1Tous les secteurs d’activité ont recours à l’évaluation, y compris les politiques sociales et familiales. Mais est-il possible de traduire en chiffres l’expérience humaine et relationnelle ? Ce qui ne peut pas être compté n’existant pas pour cette pratique, son usage invisibilise le travail social et fait des valeurs éthiques et sociales des instruments de mesure. La gestion remplace la politique. N’est-il pas temps d’évaluer l’évaluation, ses normes et le choix de ses outils de mesure ?
2À qui penserait que les techniques d’évaluation des politiques familiales sont, en termes de valeurs, un dispositif neutre, qui se contenterait de mesurer des activités et d’analyser des mises en œuvre, on pourrait proposer un petit exercice. Il permettra de mettre au jour le jugement de valeur qui préside au choix d’évaluer et de faire apparaître le référentiel normatif qui le sous-tend. Par exemple, demandons-nous : « Comment évaluer les activités d’une crèche familiale ? ». Le familialisme, au nom des valeurs de « la famille traditionnelle » pourrait considérer qu’une crèche ne devrait même pas exister, que l’évaluer serait une manière de cautionner un détournement des liens familiaux de leur vocation, des femmes de leur rôle maternel et des familles de leurs responsabilités d’éducation morale. A contrario, choisir d’évaluer une crèche, ce serait, au minimum, considérer que ce type de dispositif existe, et devrait exister soit au nom du service public de fraternité qui se traduit en entreprise publique (la crèche municipale) ; au nom d’un projet socio-éducatif d’éducation populaire (la crèche familiale et associative de l’économie sociale et solidaire) ; ou encore au nom de la loi de l’offre et de la demande qui fait de la garde d’enfants un marché (la crèche privée). Mais alors, peut-on évaluer, avec les mêmes techniques et avec les mêmes critères, une crèche municipale, une crèche familiale et associative ou une crèche privée profitant de l’extension des valeurs du marché à des activités relationnelles (Sandel, 2014) ?

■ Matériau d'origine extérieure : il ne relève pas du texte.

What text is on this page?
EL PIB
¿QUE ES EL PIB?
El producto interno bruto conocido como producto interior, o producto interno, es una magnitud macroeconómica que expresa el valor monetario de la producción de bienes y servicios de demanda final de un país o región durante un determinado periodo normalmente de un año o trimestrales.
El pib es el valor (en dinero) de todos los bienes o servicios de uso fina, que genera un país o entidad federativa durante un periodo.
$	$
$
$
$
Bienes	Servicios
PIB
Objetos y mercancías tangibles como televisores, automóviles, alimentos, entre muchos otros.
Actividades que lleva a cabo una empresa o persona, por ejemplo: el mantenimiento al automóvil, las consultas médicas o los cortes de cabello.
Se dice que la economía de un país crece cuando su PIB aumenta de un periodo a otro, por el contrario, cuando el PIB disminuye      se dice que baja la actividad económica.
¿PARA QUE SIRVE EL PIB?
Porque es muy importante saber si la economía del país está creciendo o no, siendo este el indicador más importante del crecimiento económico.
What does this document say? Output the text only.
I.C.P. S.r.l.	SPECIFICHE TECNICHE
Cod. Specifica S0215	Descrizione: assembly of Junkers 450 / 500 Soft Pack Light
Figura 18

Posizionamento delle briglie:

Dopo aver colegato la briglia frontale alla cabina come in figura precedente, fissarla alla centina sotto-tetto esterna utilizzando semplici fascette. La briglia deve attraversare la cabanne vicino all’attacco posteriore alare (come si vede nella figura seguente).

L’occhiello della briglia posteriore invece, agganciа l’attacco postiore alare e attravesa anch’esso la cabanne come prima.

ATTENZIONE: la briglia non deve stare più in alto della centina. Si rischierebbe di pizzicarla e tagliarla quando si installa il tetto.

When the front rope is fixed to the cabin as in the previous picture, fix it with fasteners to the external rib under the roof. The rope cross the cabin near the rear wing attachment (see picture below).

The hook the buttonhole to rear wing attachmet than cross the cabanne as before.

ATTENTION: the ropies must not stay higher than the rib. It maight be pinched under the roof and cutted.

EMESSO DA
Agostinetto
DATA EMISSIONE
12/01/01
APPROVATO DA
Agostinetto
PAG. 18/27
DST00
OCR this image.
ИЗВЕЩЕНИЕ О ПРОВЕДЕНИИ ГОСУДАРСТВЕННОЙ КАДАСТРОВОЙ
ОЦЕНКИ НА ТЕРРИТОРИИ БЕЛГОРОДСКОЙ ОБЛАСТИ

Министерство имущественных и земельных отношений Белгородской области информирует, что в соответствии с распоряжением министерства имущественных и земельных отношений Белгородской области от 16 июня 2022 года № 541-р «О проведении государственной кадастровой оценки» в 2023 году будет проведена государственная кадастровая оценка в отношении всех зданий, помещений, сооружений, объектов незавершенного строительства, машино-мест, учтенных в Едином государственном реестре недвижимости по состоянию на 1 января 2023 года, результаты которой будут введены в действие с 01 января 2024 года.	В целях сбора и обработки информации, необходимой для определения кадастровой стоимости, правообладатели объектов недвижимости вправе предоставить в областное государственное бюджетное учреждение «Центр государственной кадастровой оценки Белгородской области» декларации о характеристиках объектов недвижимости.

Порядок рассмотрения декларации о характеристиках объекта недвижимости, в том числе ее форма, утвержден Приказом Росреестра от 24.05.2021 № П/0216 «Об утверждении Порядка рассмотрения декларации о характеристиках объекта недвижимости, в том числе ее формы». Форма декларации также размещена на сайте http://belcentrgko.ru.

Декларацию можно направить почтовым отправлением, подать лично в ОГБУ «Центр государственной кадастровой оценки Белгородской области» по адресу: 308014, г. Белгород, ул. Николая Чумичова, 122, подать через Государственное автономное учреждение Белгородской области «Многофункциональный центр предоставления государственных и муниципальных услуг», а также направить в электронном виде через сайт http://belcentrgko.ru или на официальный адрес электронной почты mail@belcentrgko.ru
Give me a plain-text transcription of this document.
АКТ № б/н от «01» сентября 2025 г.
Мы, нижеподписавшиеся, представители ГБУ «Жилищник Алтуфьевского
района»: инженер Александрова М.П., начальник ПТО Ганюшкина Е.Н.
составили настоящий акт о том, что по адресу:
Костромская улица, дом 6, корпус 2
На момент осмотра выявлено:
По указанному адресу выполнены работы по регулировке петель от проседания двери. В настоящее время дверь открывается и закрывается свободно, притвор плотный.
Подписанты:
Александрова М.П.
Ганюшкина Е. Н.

3Que retenir d’un tel exercice ? Il est devenu évident pour toute institution ou organisation digne de ce nom qu’il faille se prêter à l’exercice de l’évaluation. L’action publique n’échappe pas à la règle. Cette pratique est présentée comme la garantie d’un pilotage sérieux, transparent et objectif – sinon neutre – visant à donner une image fidèle de l’activité développée. Soyons plus précis. Dans le cadre du néolibéralisme qui se caractérise par l’extension des valeurs du marché (efficience, rapidité, performance, rentabilité) à des secteurs qui en étaient jusque-là exclus – l’éducation, l’enseignement, le secteur sanitaire et social, les loisirs –, l’évaluation s’est imposée comme une langue, une méthode mais aussi une norme de gouvernance pour des activités programmables. C’est dire que ce que nous appelons « évaluation » aujourd’hui propose une définition bien singulière, car pauvre, de l’acte d’évaluer.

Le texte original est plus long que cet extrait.